Tuesday, May 24, 2016

That's your cue, Batman

I talked to my Mom about you last night. 
I told her even though it's really fucked up I wish I could just be with you.
You're the only one who knows how incredibly fucked up I am and still thinks the sun shines out my ass. 
And that really is worth a lot isn't it?
I told someone how I wrote a really mean blog about you when I was mad once and you told me I was a good writer. 
I wrote hateful, shitty things and you responded by telling me I was talented. 
Fuck, I want a love like that in my life. 
I told you I always think about you when some guy has broken my heart. 
It really is kinda broken. 
I actually thought about doing coke last week. 
I didn't. 
I won't, cuz we all know how crazy addictive my personality is. 
Just dicks and whiskey, that's enough of an addiction for me. 
And sometimes cigarettes. But only when I'm already drunk. Cuz sometimes it's just like, fuck. Ya know?

You were there that night all those months ago, the night I was all butt hurt he had a girlfriend. 
It actually feels kinda ridiculous to be hurting over him again. 
How did we figure it out?
Pining for each other in a way that somehow still let us feel free to live without each other?
I guess that's what makes our screwed up connection so beautiful. 
He follows my posts like you. 
Reads my blog. 
I'm pretty sure he blocked my number again but he's never blocked me on facebook and I'm sure he never will. 
He likes to watch me. 
Who does that sound like? My mom asked me. 
Batman, I said. 
I guess that's why my brain thought he was supposed to be something great, you know?
His worship kinda felt like the way you look at me. 
But he always ends up cutting me out.
He won't communicate. 
And you would never do that. 
And it really calms my spirit knowing you're out there somewhere, rooting for me, sending me love in quiet moments when no one's looking. 

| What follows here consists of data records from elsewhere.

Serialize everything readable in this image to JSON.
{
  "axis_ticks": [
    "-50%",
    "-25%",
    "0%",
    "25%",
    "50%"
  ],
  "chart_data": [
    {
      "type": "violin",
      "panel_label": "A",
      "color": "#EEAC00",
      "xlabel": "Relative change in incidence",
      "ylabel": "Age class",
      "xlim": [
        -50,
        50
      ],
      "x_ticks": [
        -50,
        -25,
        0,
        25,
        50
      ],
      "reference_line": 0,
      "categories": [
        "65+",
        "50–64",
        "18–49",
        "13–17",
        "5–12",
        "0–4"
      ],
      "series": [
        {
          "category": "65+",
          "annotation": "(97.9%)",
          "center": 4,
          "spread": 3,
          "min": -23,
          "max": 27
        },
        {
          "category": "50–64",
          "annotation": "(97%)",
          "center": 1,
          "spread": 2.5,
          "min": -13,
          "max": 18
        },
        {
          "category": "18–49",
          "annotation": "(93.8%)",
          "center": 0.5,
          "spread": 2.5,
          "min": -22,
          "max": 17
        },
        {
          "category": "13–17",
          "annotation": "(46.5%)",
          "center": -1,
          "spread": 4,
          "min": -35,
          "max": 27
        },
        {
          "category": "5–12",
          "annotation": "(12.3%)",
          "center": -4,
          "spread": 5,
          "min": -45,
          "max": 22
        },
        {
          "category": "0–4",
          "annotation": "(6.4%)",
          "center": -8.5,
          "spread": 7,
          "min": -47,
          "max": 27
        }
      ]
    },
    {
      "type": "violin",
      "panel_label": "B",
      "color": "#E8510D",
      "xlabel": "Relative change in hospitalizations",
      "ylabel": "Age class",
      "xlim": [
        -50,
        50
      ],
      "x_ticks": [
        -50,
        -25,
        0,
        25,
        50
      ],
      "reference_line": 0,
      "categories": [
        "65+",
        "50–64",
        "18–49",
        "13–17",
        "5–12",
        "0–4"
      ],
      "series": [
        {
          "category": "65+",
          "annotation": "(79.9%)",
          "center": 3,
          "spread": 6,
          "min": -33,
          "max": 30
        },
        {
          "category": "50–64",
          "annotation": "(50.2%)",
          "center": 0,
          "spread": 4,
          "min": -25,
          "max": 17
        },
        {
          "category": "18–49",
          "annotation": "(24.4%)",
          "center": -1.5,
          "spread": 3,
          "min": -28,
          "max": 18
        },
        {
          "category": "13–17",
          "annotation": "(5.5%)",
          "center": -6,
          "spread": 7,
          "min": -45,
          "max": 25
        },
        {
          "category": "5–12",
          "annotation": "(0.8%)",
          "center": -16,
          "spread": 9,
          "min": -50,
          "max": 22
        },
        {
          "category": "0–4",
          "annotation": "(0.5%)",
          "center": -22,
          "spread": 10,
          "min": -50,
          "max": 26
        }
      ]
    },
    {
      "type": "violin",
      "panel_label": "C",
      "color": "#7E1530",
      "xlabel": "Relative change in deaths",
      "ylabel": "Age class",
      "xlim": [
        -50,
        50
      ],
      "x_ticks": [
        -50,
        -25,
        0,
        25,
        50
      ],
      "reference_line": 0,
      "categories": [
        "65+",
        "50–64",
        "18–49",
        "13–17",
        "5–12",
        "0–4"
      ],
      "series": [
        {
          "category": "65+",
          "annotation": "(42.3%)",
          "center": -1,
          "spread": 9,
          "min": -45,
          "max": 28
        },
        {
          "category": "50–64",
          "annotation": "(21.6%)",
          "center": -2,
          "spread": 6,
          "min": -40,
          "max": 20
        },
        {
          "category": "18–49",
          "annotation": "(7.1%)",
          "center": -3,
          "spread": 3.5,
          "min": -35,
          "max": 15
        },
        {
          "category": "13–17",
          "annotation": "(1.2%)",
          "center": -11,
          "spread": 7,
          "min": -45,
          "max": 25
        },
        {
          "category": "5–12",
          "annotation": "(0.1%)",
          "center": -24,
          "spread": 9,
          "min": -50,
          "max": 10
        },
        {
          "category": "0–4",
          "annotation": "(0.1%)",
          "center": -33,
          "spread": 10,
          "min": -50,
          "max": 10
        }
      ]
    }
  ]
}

Everyone says it's not supposed to be this hard. 
Love. 
Makes me feel like I must be doing something wrong. 
Love always feels fucking hard. 
I love too much, I guess. 
Scare the shit out of everyone. 

I miss you. 

But sometimes I pretend I'm driving behind you. 
Or that you're gonna be waiting at the top of the stairs when I'm on a run. 
And we'll see each other and smile, and you'll give me a hug and squeeze me hard. 
And then we'll walk away and look back at each other. 
Because some things are never over. 
Even if they can never be. 
And I don't know why him and I can't send each other love late at night the way you and I can. 
But I don't think he ever loved me the way you did. 
But I wanted him to. 
And that's a start, right?
Believing in love. 
Believing in a connection strong enough to withstand years and separation and other bodies in our beds. 

I guess I just wanted to say I was thinking of you. 
And I wanted to thank you. 
For being the only man I've ever loved who didn't shut me out and run away. 
I will always love you for that.
Six years and counting, darling. 
Thank heaven some things remain when everything else surrounding me is in constant change.